Light World, Dark World
Mar. 10th, 2026 02:37 pmThe following is a ~2,400-word AI re-write (lightly edited) of Duncan Sabien's 10,000+ word essay "Truth Or Dare". It was originally written as intentionally meandering, so if this synopsis interests you, you might wish to read the whole thing for the numerous examples and metaphors. I'd like more people to have access to these concepts without committing to something novelette-length.

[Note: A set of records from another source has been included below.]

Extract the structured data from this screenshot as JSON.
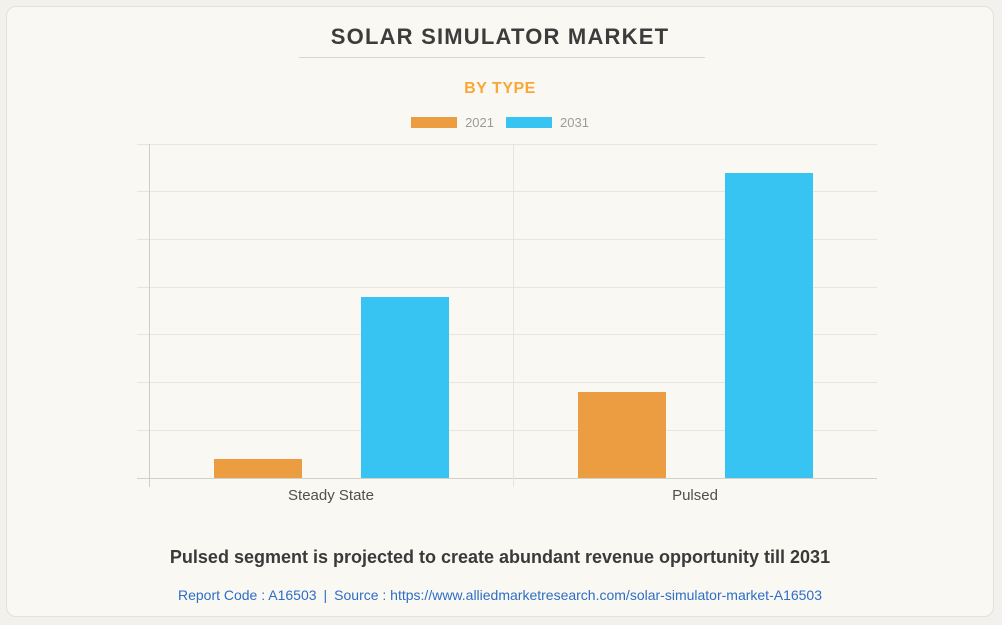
{
  "header": {
    "title": "SOLAR SIMULATOR MARKET",
    "subtitle": "BY TYPE"
  },
  "chart_data": {
    "type": "bar",
    "title": "SOLAR SIMULATOR MARKET",
    "subtitle": "BY TYPE",
    "categories": [
      "Steady State",
      "Pulsed"
    ],
    "series": [
      {
        "name": "2021",
        "color": "#ec9c41",
        "values": [
          0.4,
          1.8
        ]
      },
      {
        "name": "2031",
        "color": "#38c4f3",
        "values": [
          3.8,
          6.4
        ]
      }
    ],
    "xlabel": "",
    "ylabel": "",
    "ylim": [
      0,
      7
    ],
    "gridline_step": 1,
    "grid": true,
    "y_tick_labels_visible": false,
    "legend_position": "top",
    "value_note": "Y axis is unlabeled in source image; values are estimated in gridline units (max 7 gridline intervals)"
  },
  "footer": {
    "caption": "Pulsed segment is projected to create abundant revenue opportunity till 2031",
    "report_code": "Report Code : A16503",
    "separator": "|",
    "source": "Source : https://www.alliedmarketresearch.com/solar-simulator-market-A16503"
  },
  "colors": {
    "page_background": "#f2f1ee",
    "card_background": "#faf8f2",
    "card_border": "#e3e1db",
    "title_text": "#3c3c3c",
    "subtitle_text": "#faa738",
    "legend_label": "#9c9c9c",
    "gridline": "#e8e5de",
    "axis_line": "#cfcdc6",
    "category_label": "#4f4f4f",
    "caption_text": "#3a3a3a",
    "source_text": "#2d6ec6",
    "bar_2021": "#ec9c41",
    "bar_2031": "#38c4f3"
  }
}
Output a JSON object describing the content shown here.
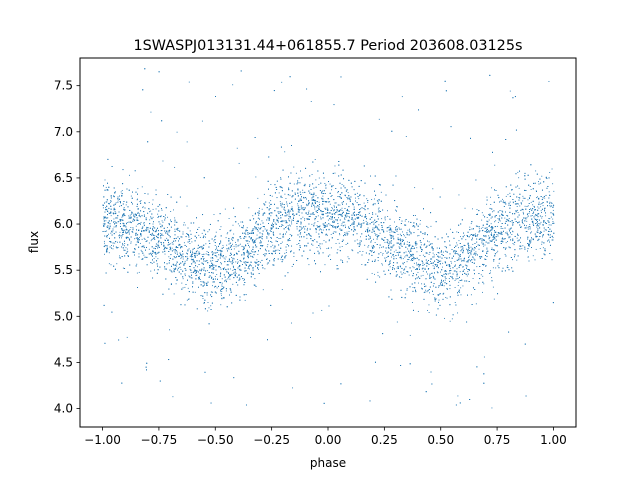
{
  "chart_data": {
    "type": "scatter",
    "title": "1SWASPJ013131.44+061855.7 Period 203608.03125s",
    "xlabel": "phase",
    "ylabel": "flux",
    "xlim": [
      -1.1,
      1.1
    ],
    "ylim": [
      3.8,
      7.8
    ],
    "x_ticks": [
      -1.0,
      -0.75,
      -0.5,
      -0.25,
      0.0,
      0.25,
      0.5,
      0.75,
      1.0
    ],
    "x_tick_labels": [
      "−1.00",
      "−0.75",
      "−0.50",
      "−0.25",
      "0.00",
      "0.25",
      "0.50",
      "0.75",
      "1.00"
    ],
    "y_ticks": [
      4.0,
      4.5,
      5.0,
      5.5,
      6.0,
      6.5,
      7.0,
      7.5
    ],
    "y_tick_labels": [
      "4.0",
      "4.5",
      "5.0",
      "5.5",
      "6.0",
      "6.5",
      "7.0",
      "7.5"
    ],
    "grid": false,
    "point_color": "#1f77b4",
    "series": [
      {
        "phase_range": [
          -1.0,
          1.0
        ],
        "profile": {
          "phase": [
            -1.0,
            -0.9,
            -0.75,
            -0.65,
            -0.5,
            -0.4,
            -0.3,
            -0.2,
            -0.1,
            0.0,
            0.1,
            0.25,
            0.35,
            0.5,
            0.6,
            0.7,
            0.8,
            0.9,
            1.0
          ],
          "flux": [
            6.05,
            6.0,
            5.85,
            5.7,
            5.5,
            5.6,
            5.85,
            6.05,
            6.1,
            6.1,
            6.05,
            5.85,
            5.7,
            5.5,
            5.6,
            5.85,
            6.0,
            6.05,
            6.08
          ]
        },
        "scatter_sigma": 0.22
      }
    ]
  }
}
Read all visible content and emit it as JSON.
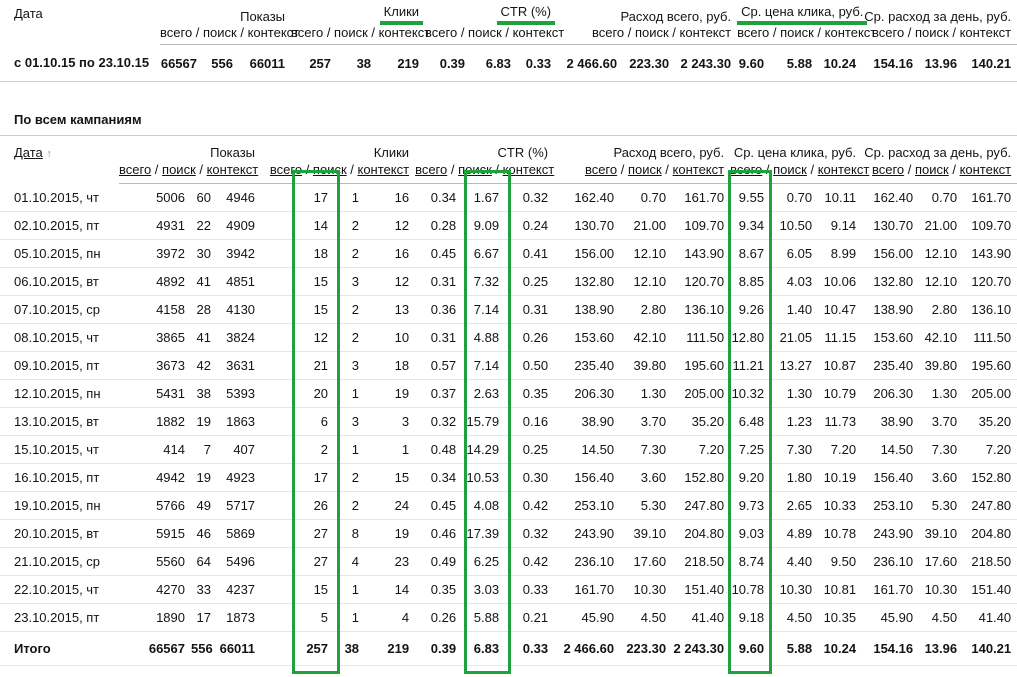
{
  "labels": {
    "date": "Дата",
    "sort_arrow": "↑",
    "sub_parts": [
      "всего",
      "поиск",
      "контекст"
    ],
    "sub_joined": "всего / поиск / контекст",
    "total": "Итого"
  },
  "colors": {
    "highlight_green": "#1fa23c"
  },
  "summary_table": {
    "groups": [
      {
        "label": "Показы",
        "green_underline": false
      },
      {
        "label": "Клики",
        "green_underline": true
      },
      {
        "label": "CTR (%)",
        "green_underline": true
      },
      {
        "label": "Расход всего, руб.",
        "green_underline": false
      },
      {
        "label": "Ср. цена клика, руб.",
        "green_underline": true
      },
      {
        "label": "Ср. расход за день, руб.",
        "green_underline": false
      }
    ],
    "row": {
      "date": "с 01.10.15 по 23.10.15",
      "values": [
        "66567",
        "556",
        "66011",
        "257",
        "38",
        "219",
        "0.39",
        "6.83",
        "0.33",
        "2 466.60",
        "223.30",
        "2 243.30",
        "9.60",
        "5.88",
        "10.24",
        "154.16",
        "13.96",
        "140.21"
      ]
    }
  },
  "campaigns_table": {
    "title": "По всем кампаниям",
    "groups": [
      {
        "label": "Показы"
      },
      {
        "label": "Клики"
      },
      {
        "label": "CTR (%)"
      },
      {
        "label": "Расход всего, руб."
      },
      {
        "label": "Ср. цена клика, руб."
      },
      {
        "label": "Ср. расход за день, руб."
      }
    ],
    "highlighted_value_columns": [
      "Клики всего",
      "CTR поиск",
      "Ср. цена клика всего"
    ],
    "rows": [
      {
        "date": "01.10.2015, чт",
        "values": [
          "5006",
          "60",
          "4946",
          "17",
          "1",
          "16",
          "0.34",
          "1.67",
          "0.32",
          "162.40",
          "0.70",
          "161.70",
          "9.55",
          "0.70",
          "10.11",
          "162.40",
          "0.70",
          "161.70"
        ]
      },
      {
        "date": "02.10.2015, пт",
        "values": [
          "4931",
          "22",
          "4909",
          "14",
          "2",
          "12",
          "0.28",
          "9.09",
          "0.24",
          "130.70",
          "21.00",
          "109.70",
          "9.34",
          "10.50",
          "9.14",
          "130.70",
          "21.00",
          "109.70"
        ]
      },
      {
        "date": "05.10.2015, пн",
        "values": [
          "3972",
          "30",
          "3942",
          "18",
          "2",
          "16",
          "0.45",
          "6.67",
          "0.41",
          "156.00",
          "12.10",
          "143.90",
          "8.67",
          "6.05",
          "8.99",
          "156.00",
          "12.10",
          "143.90"
        ]
      },
      {
        "date": "06.10.2015, вт",
        "values": [
          "4892",
          "41",
          "4851",
          "15",
          "3",
          "12",
          "0.31",
          "7.32",
          "0.25",
          "132.80",
          "12.10",
          "120.70",
          "8.85",
          "4.03",
          "10.06",
          "132.80",
          "12.10",
          "120.70"
        ]
      },
      {
        "date": "07.10.2015, ср",
        "values": [
          "4158",
          "28",
          "4130",
          "15",
          "2",
          "13",
          "0.36",
          "7.14",
          "0.31",
          "138.90",
          "2.80",
          "136.10",
          "9.26",
          "1.40",
          "10.47",
          "138.90",
          "2.80",
          "136.10"
        ]
      },
      {
        "date": "08.10.2015, чт",
        "values": [
          "3865",
          "41",
          "3824",
          "12",
          "2",
          "10",
          "0.31",
          "4.88",
          "0.26",
          "153.60",
          "42.10",
          "111.50",
          "12.80",
          "21.05",
          "11.15",
          "153.60",
          "42.10",
          "111.50"
        ]
      },
      {
        "date": "09.10.2015, пт",
        "values": [
          "3673",
          "42",
          "3631",
          "21",
          "3",
          "18",
          "0.57",
          "7.14",
          "0.50",
          "235.40",
          "39.80",
          "195.60",
          "11.21",
          "13.27",
          "10.87",
          "235.40",
          "39.80",
          "195.60"
        ]
      },
      {
        "date": "12.10.2015, пн",
        "values": [
          "5431",
          "38",
          "5393",
          "20",
          "1",
          "19",
          "0.37",
          "2.63",
          "0.35",
          "206.30",
          "1.30",
          "205.00",
          "10.32",
          "1.30",
          "10.79",
          "206.30",
          "1.30",
          "205.00"
        ]
      },
      {
        "date": "13.10.2015, вт",
        "values": [
          "1882",
          "19",
          "1863",
          "6",
          "3",
          "3",
          "0.32",
          "15.79",
          "0.16",
          "38.90",
          "3.70",
          "35.20",
          "6.48",
          "1.23",
          "11.73",
          "38.90",
          "3.70",
          "35.20"
        ]
      },
      {
        "date": "15.10.2015, чт",
        "values": [
          "414",
          "7",
          "407",
          "2",
          "1",
          "1",
          "0.48",
          "14.29",
          "0.25",
          "14.50",
          "7.30",
          "7.20",
          "7.25",
          "7.30",
          "7.20",
          "14.50",
          "7.30",
          "7.20"
        ]
      },
      {
        "date": "16.10.2015, пт",
        "values": [
          "4942",
          "19",
          "4923",
          "17",
          "2",
          "15",
          "0.34",
          "10.53",
          "0.30",
          "156.40",
          "3.60",
          "152.80",
          "9.20",
          "1.80",
          "10.19",
          "156.40",
          "3.60",
          "152.80"
        ]
      },
      {
        "date": "19.10.2015, пн",
        "values": [
          "5766",
          "49",
          "5717",
          "26",
          "2",
          "24",
          "0.45",
          "4.08",
          "0.42",
          "253.10",
          "5.30",
          "247.80",
          "9.73",
          "2.65",
          "10.33",
          "253.10",
          "5.30",
          "247.80"
        ]
      },
      {
        "date": "20.10.2015, вт",
        "values": [
          "5915",
          "46",
          "5869",
          "27",
          "8",
          "19",
          "0.46",
          "17.39",
          "0.32",
          "243.90",
          "39.10",
          "204.80",
          "9.03",
          "4.89",
          "10.78",
          "243.90",
          "39.10",
          "204.80"
        ]
      },
      {
        "date": "21.10.2015, ср",
        "values": [
          "5560",
          "64",
          "5496",
          "27",
          "4",
          "23",
          "0.49",
          "6.25",
          "0.42",
          "236.10",
          "17.60",
          "218.50",
          "8.74",
          "4.40",
          "9.50",
          "236.10",
          "17.60",
          "218.50"
        ]
      },
      {
        "date": "22.10.2015, чт",
        "values": [
          "4270",
          "33",
          "4237",
          "15",
          "1",
          "14",
          "0.35",
          "3.03",
          "0.33",
          "161.70",
          "10.30",
          "151.40",
          "10.78",
          "10.30",
          "10.81",
          "161.70",
          "10.30",
          "151.40"
        ]
      },
      {
        "date": "23.10.2015, пт",
        "values": [
          "1890",
          "17",
          "1873",
          "5",
          "1",
          "4",
          "0.26",
          "5.88",
          "0.21",
          "45.90",
          "4.50",
          "41.40",
          "9.18",
          "4.50",
          "10.35",
          "45.90",
          "4.50",
          "41.40"
        ]
      }
    ],
    "total": {
      "values": [
        "66567",
        "556",
        "66011",
        "257",
        "38",
        "219",
        "0.39",
        "6.83",
        "0.33",
        "2 466.60",
        "223.30",
        "2 243.30",
        "9.60",
        "5.88",
        "10.24",
        "154.16",
        "13.96",
        "140.21"
      ]
    }
  }
}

Light World, Dark World: How People End Up in Incompatible Realities Of Danger
The Core Observation
People who share roughly the same socioeconomic circumstances, geography, and educational background often experience the social world in fundamentally incompatible ways. Some people move through life with a baseline expectation that others are basically trustworthy, that things will generally work out, and that openness and vulnerability are reasonable bets to take. Others move through the same world with persistent wariness, a strong prior that people have hidden malicious agendas, and a felt sense that extending trust is naive at best and dangerous at worst.
What makes this interesting is that neither group is wrong about their own experience. When you investigate the specific history of someone who believes the world is cold and threatening, you find a world that really was cold and threatening. Their worldview is well-calibrated to the data they've actually collected. The same is true in reverse.
What makes it stranger is that the distribution doesn't look like a bell curve. You'd expect most people to be in the middle, with a few outliers at each end. Instead, the distribution appears bimodal — people cluster toward the poles. Something is driving people out of the middle and into one camp or the other.
(c.f. the excellent Scott Alexander essay Different Worlds.)